В сарайчике, кроме бабки, жили еще две курицы да петух. Куры, как им и полагалось, были смиренны, а петух, по-молодому беспокойный, голосил всю ночь сиплым, сорванным тенором. Однако бабка ухитрялась не просыпаться до тех пор, пока петух не играл побудку ей лично — в тот хмурый рассветный час, когда приспевала Дормедонте пора поднимать с жесткого лежака свои старые кости и отправляться на рыбалку.
И был еще в сарае зятев мотоцикл — одноглазый, мрачноватый, по-вороньи черный, членами тощий, но с пузом. Железяка, не в пример петуху, помалкивала, лишь слегка воняла бензином…

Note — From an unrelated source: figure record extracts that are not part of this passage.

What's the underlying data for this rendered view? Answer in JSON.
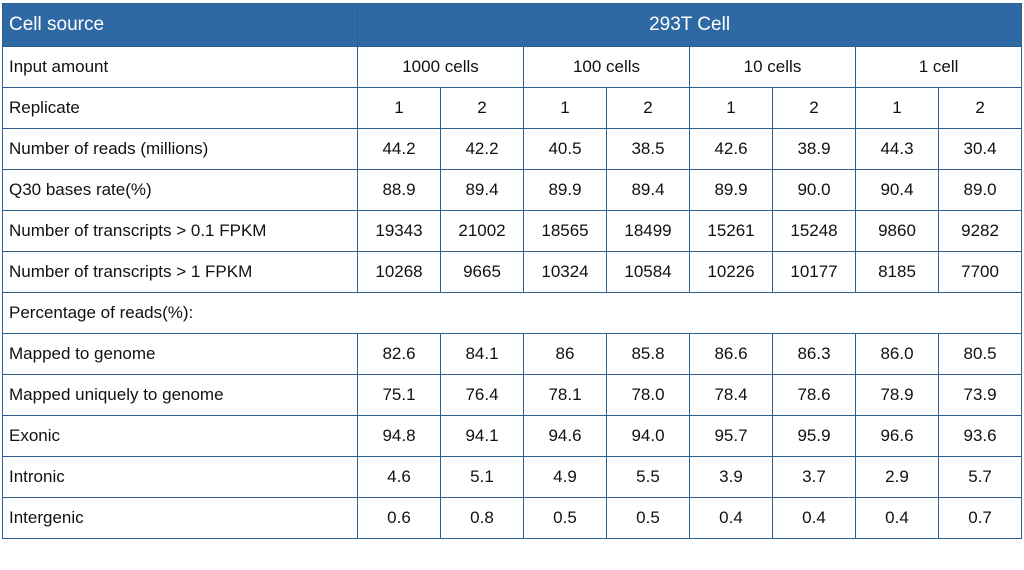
{
  "header": {
    "source_label": "Cell source",
    "title": "293T Cell"
  },
  "input_row": {
    "label": "Input amount",
    "groups": [
      "1000 cells",
      "100 cells",
      "10 cells",
      "1 cell"
    ]
  },
  "replicate_row": {
    "label": "Replicate",
    "values": [
      "1",
      "2",
      "1",
      "2",
      "1",
      "2",
      "1",
      "2"
    ]
  },
  "rows_top": [
    {
      "label": "Number of reads (millions)",
      "values": [
        "44.2",
        "42.2",
        "40.5",
        "38.5",
        "42.6",
        "38.9",
        "44.3",
        "30.4"
      ]
    },
    {
      "label": "Q30 bases rate(%)",
      "values": [
        "88.9",
        "89.4",
        "89.9",
        "89.4",
        "89.9",
        "90.0",
        "90.4",
        "89.0"
      ]
    },
    {
      "label": "Number of transcripts > 0.1 FPKM",
      "values": [
        "19343",
        "21002",
        "18565",
        "18499",
        "15261",
        "15248",
        "9860",
        "9282"
      ]
    },
    {
      "label": "Number of transcripts > 1 FPKM",
      "values": [
        "10268",
        "9665",
        "10324",
        "10584",
        "10226",
        "10177",
        "8185",
        "7700"
      ]
    }
  ],
  "section_label": "Percentage of reads(%):",
  "rows_bottom": [
    {
      "label": "Mapped to genome",
      "values": [
        "82.6",
        "84.1",
        "86",
        "85.8",
        "86.6",
        "86.3",
        "86.0",
        "80.5"
      ]
    },
    {
      "label": "Mapped uniquely to genome",
      "values": [
        "75.1",
        "76.4",
        "78.1",
        "78.0",
        "78.4",
        "78.6",
        "78.9",
        "73.9"
      ]
    },
    {
      "label": "Exonic",
      "values": [
        "94.8",
        "94.1",
        "94.6",
        "94.0",
        "95.7",
        "95.9",
        "96.6",
        "93.6"
      ]
    },
    {
      "label": "Intronic",
      "values": [
        "4.6",
        "5.1",
        "4.9",
        "5.5",
        "3.9",
        "3.7",
        "2.9",
        "5.7"
      ]
    },
    {
      "label": "Intergenic",
      "values": [
        "0.6",
        "0.8",
        "0.5",
        "0.5",
        "0.4",
        "0.4",
        "0.4",
        "0.7"
      ]
    }
  ],
  "colors": {
    "header_bg": "#2e69a3",
    "header_text": "#ffffff",
    "border": "#2f5f91",
    "text": "#111111"
  }
}
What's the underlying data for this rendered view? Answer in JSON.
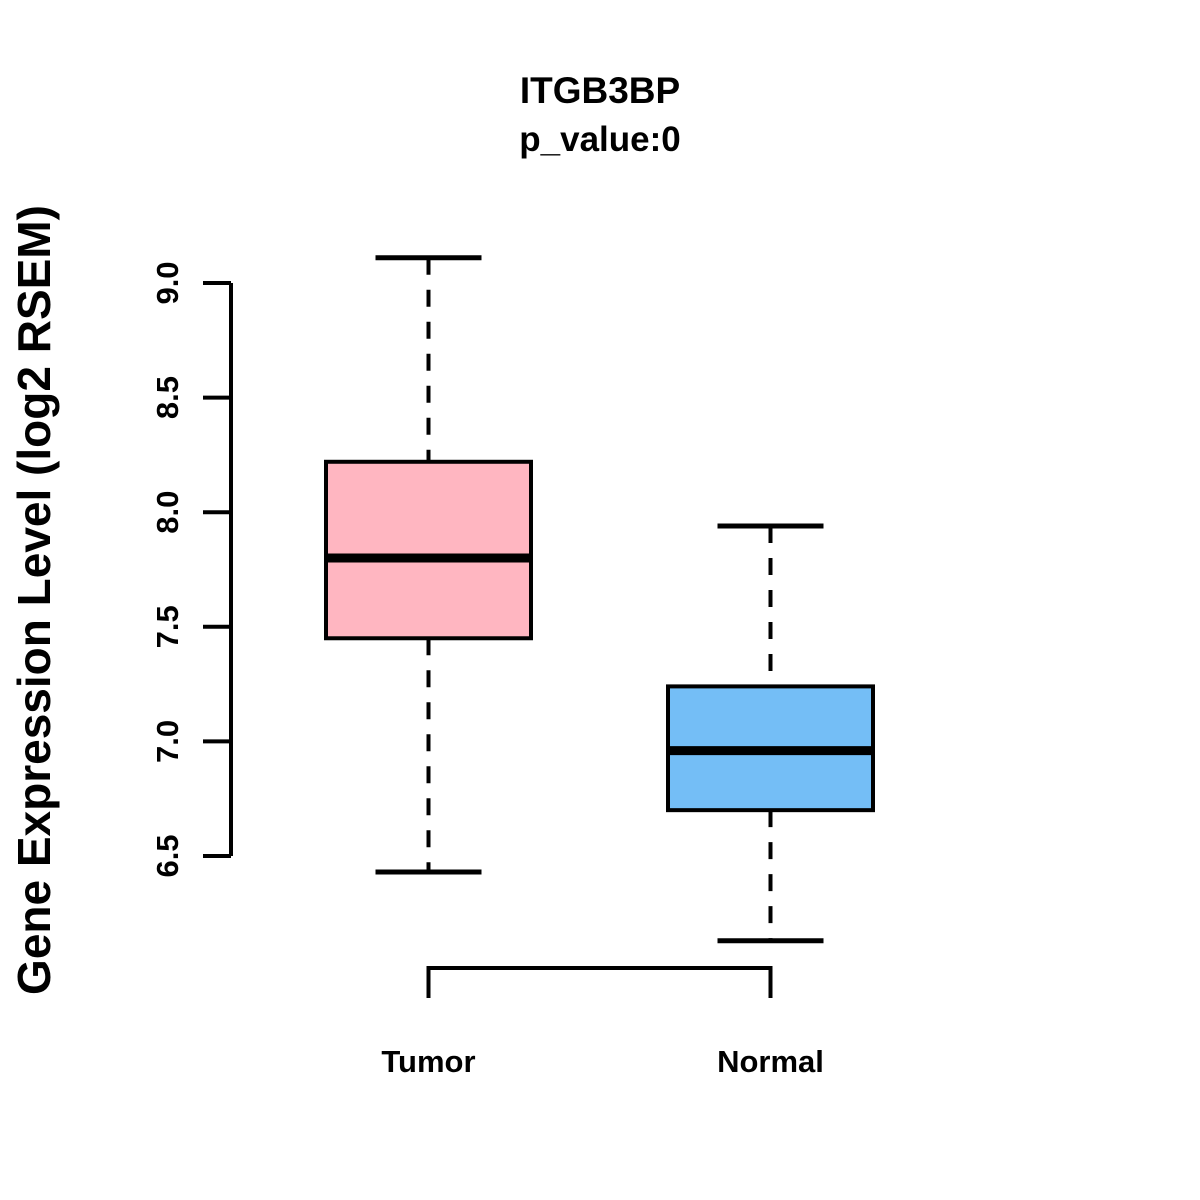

Но мысль о доме не воодушевила бабку, скорей, ей сделалось скучно. Для нее это был не родной дом, и жила она в нем по необходимости, не хозяйкой, а гостьей, да и то не столько любимой, сколько терпимой.
Бабка пожевала коричневыми губами и, решив коротать время у реки, принялась проверять удочки. Она снимала их с высоких рогулек, воткнутых в песок на мелководье, и осматривала, подслеповато щурясь, наживку — полосатых навозных червей с щеголеватыми поясками посередине и распаренные, разбухшие в воде пшеничные зерна. Все зерна висели на крюках нетронутые, у одного червяка был попорчен хвостик. «Пескарик баловался», — подумала Дормедонта и привычным движением пальцев сбросила калеку с крючка себе под ноги.
За поворотом встрекотнул мотор, и на плес выскочил — белый с голубым — катер. Сегодня было воскресенье, и по реке взад-вперед шныряли на разных посудинах городские. Город, стоявший на холмах в десяти верстах отсюда, вырисовывался зыбко, как непрочное видение, со своими многими церквами, златоглавым собором и тонкой телевизионной вышкой, устремленной к небу, тоже похожей на храм. Благостный вид города никак не вязался с шумливыми, горластыми людьми, наезжавшими сюда. От катеров и моторов шли и мутно наваливались на прибрежный песок грязнопенные волны. Обычно бабка ругалась, впрочем беззлобно, на бездельников, ни за что ни про что жегших керосин и пугавших рыб, но на этот раз она промолчала: рыба все одно не клевала, а шуметь без толку Дормедонта никогда не шумела.